The play is the story of a Greek soldier and ruler over a city ten years after the Trojan War who finds that his wife, Clytemnestra, and cousin, Aegisthus, are plotting to kill him and take over the throne.
This production of the play, adapted and directed by Associate Professor of Theatre Daniel Day, will feature multiple first-years involved in their first college play.
These first-years include stage manager Anneka Brannon ‘26 and assistant stage manager Kimi Crouch ‘26, as well as cast members Erin Adams ‘26, Cole Geyer ‘26, Josie Thillet ‘26 and Jack Tope ‘26. Geyer will play title character Agamemnon.
“Since I plan to major in theatre, I think it’ll be good to go into the deep end, so everything past this point feels (easier),” Geyer said. “I’m kind of hopping in the fire and hoping I’ll learn from it.”
“I did theatre at community theaters in high school,” Tope, who will play Essential Worker, said. “I’ve definitely had to shift the way I think about it (since getting to college). It’s been challenging, but a lot of fun.”

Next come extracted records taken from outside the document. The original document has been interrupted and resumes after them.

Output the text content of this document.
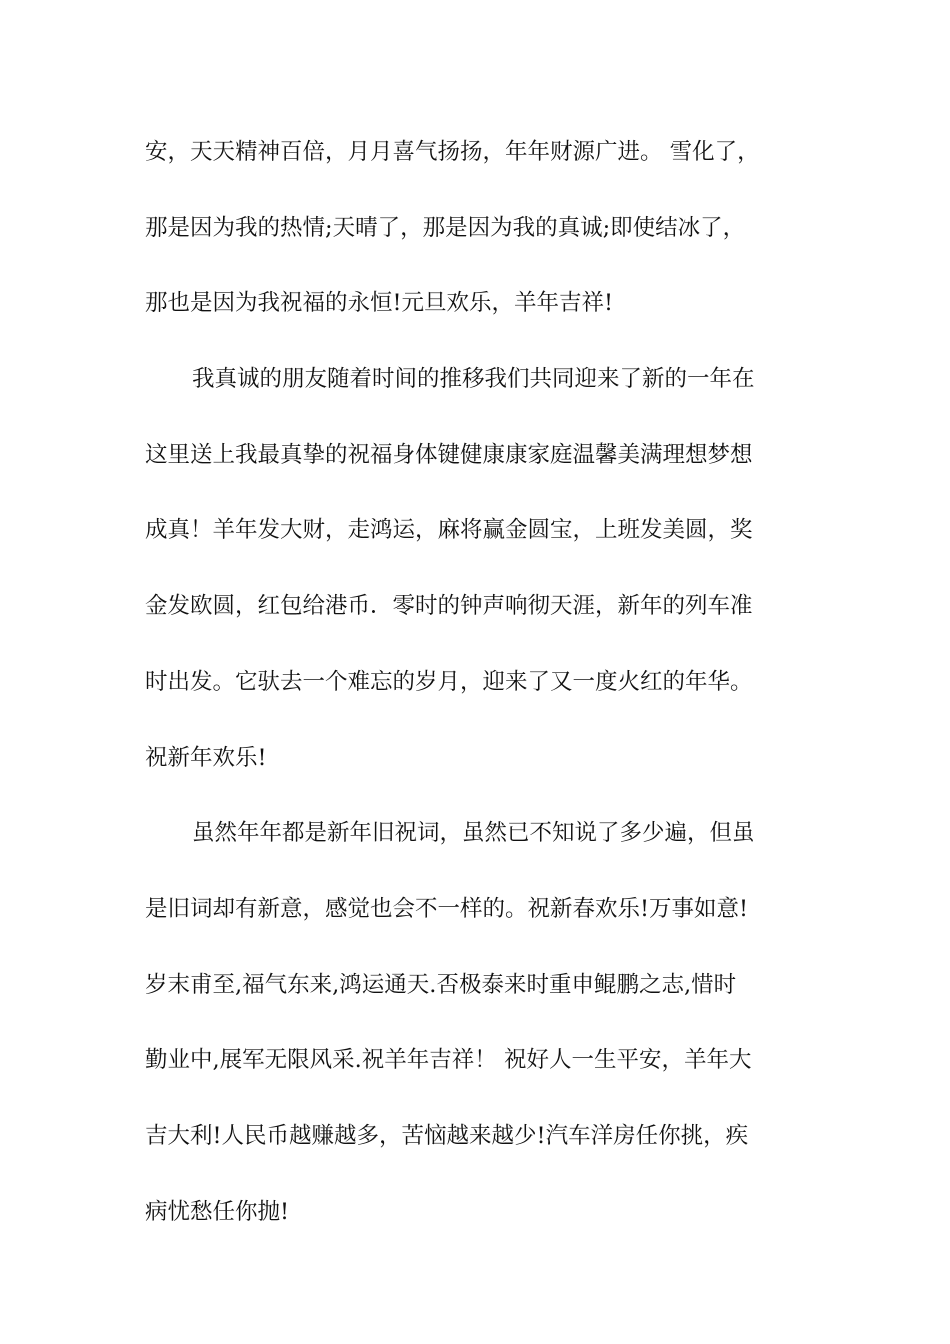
安，天天精神百倍，月月喜气扬扬，年年财源广进。 雪化了，
那是因为我的热情;天晴了，那是因为我的真诚;即使结冰了，
那也是因为我祝福的永恒!元旦欢乐，羊年吉祥!
我真诚的朋友随着时间的推移我们共同迎来了新的一年在
这里送上我最真挚的祝福身体键健康康家庭温馨美满理想梦想
成真！羊年发大财，走鸿运，麻将赢金圆宝，上班发美圆，奖
金发欧圆，红包给港币．零时的钟声响彻天涯，新年的列车准
时出发。它驮去一个难忘的岁月，迎来了又一度火红的年华。
祝新年欢乐!
虽然年年都是新年旧祝词，虽然已不知说了多少遍，但虽
是旧词却有新意，感觉也会不一样的。祝新春欢乐!万事如意!
岁末甫至,福气东来,鸿运通天.否极泰来时重申鲲鹏之志,惜时
勤业中,展军无限风采.祝羊年吉祥！ 祝好人一生平安，羊年大
吉大利!人民币越赚越多，苦恼越来越少!汽车洋房任你挑，疾
病忧愁任你抛!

“I did theatre only my senior year of high school,” Geyer said. “It was a great experience. (However,) it’s nice to see college theatre taken more seriously and professionally.”
The department began rehearsals at the beginning of the school year, formally announcing the play on its Instagram account, @woffordtheatre, in late September. Preparation for the performance sometimes includes drastic changes in appearance, such as Geyer receiving a radically different haircut.

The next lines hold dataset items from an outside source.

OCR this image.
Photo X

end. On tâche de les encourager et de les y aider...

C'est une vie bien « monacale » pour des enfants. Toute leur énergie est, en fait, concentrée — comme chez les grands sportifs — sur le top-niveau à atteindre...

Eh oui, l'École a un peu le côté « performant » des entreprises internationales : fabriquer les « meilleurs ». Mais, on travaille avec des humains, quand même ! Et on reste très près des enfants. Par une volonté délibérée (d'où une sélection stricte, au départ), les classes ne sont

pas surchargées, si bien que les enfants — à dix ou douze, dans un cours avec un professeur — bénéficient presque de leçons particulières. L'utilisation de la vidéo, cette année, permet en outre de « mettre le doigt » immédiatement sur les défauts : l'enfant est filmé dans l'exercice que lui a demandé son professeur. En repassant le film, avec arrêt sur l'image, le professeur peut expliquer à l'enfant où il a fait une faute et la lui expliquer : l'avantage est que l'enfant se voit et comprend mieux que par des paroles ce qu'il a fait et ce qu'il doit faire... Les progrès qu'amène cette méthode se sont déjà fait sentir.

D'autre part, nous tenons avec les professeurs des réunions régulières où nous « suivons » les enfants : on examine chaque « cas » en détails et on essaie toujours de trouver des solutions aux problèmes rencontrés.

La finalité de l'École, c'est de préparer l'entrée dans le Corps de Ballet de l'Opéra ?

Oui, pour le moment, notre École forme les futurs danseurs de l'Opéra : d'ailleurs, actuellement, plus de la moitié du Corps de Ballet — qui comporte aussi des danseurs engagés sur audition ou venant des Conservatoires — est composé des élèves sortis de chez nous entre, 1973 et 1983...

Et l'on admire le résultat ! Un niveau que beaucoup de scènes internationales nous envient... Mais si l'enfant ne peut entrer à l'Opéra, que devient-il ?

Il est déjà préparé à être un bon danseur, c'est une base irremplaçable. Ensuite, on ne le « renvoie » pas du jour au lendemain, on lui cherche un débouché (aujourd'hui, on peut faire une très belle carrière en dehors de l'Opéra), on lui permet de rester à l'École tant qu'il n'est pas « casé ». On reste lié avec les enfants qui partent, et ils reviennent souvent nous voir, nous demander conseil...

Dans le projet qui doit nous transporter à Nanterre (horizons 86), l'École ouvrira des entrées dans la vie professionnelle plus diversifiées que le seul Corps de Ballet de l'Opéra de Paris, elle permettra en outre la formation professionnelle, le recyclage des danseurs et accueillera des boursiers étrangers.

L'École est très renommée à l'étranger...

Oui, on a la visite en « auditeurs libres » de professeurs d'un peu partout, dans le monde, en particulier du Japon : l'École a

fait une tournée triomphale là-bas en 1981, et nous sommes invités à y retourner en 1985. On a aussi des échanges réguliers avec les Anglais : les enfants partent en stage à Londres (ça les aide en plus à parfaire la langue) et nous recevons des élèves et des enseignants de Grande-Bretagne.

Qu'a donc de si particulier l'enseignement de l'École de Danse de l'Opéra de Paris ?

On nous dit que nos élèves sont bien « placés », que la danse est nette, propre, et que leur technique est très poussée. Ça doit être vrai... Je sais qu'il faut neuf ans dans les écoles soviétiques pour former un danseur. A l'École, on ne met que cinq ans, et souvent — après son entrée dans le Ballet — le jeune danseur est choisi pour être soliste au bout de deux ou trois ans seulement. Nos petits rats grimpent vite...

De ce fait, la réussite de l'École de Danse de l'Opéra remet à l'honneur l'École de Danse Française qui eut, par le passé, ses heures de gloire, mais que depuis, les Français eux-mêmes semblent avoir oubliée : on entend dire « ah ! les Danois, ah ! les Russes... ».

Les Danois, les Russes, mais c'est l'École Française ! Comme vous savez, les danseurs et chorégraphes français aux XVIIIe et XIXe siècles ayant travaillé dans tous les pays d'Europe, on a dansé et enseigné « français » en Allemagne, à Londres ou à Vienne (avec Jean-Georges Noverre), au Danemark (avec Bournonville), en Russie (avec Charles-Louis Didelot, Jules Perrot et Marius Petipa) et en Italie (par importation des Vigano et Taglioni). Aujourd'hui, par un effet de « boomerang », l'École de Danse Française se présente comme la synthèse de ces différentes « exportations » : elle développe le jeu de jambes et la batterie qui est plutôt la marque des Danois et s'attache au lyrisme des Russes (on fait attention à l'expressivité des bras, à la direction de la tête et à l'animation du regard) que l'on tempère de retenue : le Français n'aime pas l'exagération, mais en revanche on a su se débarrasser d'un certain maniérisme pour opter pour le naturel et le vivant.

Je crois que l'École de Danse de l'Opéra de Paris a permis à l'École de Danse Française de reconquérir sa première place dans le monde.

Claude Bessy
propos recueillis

“Each of the professors has their own approach to theatre,” Geyer said. “I’m in the living-learning community with Day and (Mark) Ferguson.”
Geyer also provided a preview of some events that take place in the play.
“Agamemnon was a soldier who helped start the Trojan war by sacrificing his daughter, Iphigenia, but he did not get any great achievements like Achilles or Odysseus,” Geyer said. “This is the story of a man who murdered his daughter to go to war, coming back to the city he ruled.”
During the play, Agamemnon returns from the war with his legs rendered useless and with a Trojan princess named Cassandra, who will be played by Rachel Johnson ‘24.
Ryan Poole ‘24 has participated in two Pulp Theatre interim plays at Wofford, including last year’s “Fairytale Lives of Russian Women,” and will play Aegisthus in “AGAMEMNON.”
This will be his first college semester-long rehearsal process, which has proved to have many differences from his experience in high school productions.
“Instead of working in the span of not even a month, I’ll be working for two or three months, so I’ll have a lot more time,” Poole said. “I don’t also have to help construct the stage or work in other aspects, I purely focus on my character and my role.”
Poole has also had to practice certain actions and techniques to prepare for his role as a co-conspirator for Agamemnon’s murder.
“Some silly little things that I’ve done to prepare include having a certain walk, like a predatory catwalk,” Poole said. “I also looked up things about psychopathy and narcissistic personality disorders, because he’s had a lot of traumatic things happen when he was really young.”
The play will also contain references to modern things to make it more relatable to today’s audience. An example of this is Day’s incorporation of technology.
“There’s a lot about how technology affects us,” Poole said. “A lot of themes and motifs you’re going to see are about technology. There’s a lot about how power is expressed through technology like social media, and how people can control others through media consumption.”
The play will run in the Jerome Johnson Richardson theater, located on the second floor of the Rosalind Sallenger Richardson arts building, on Nov. 3-5 and 9-12.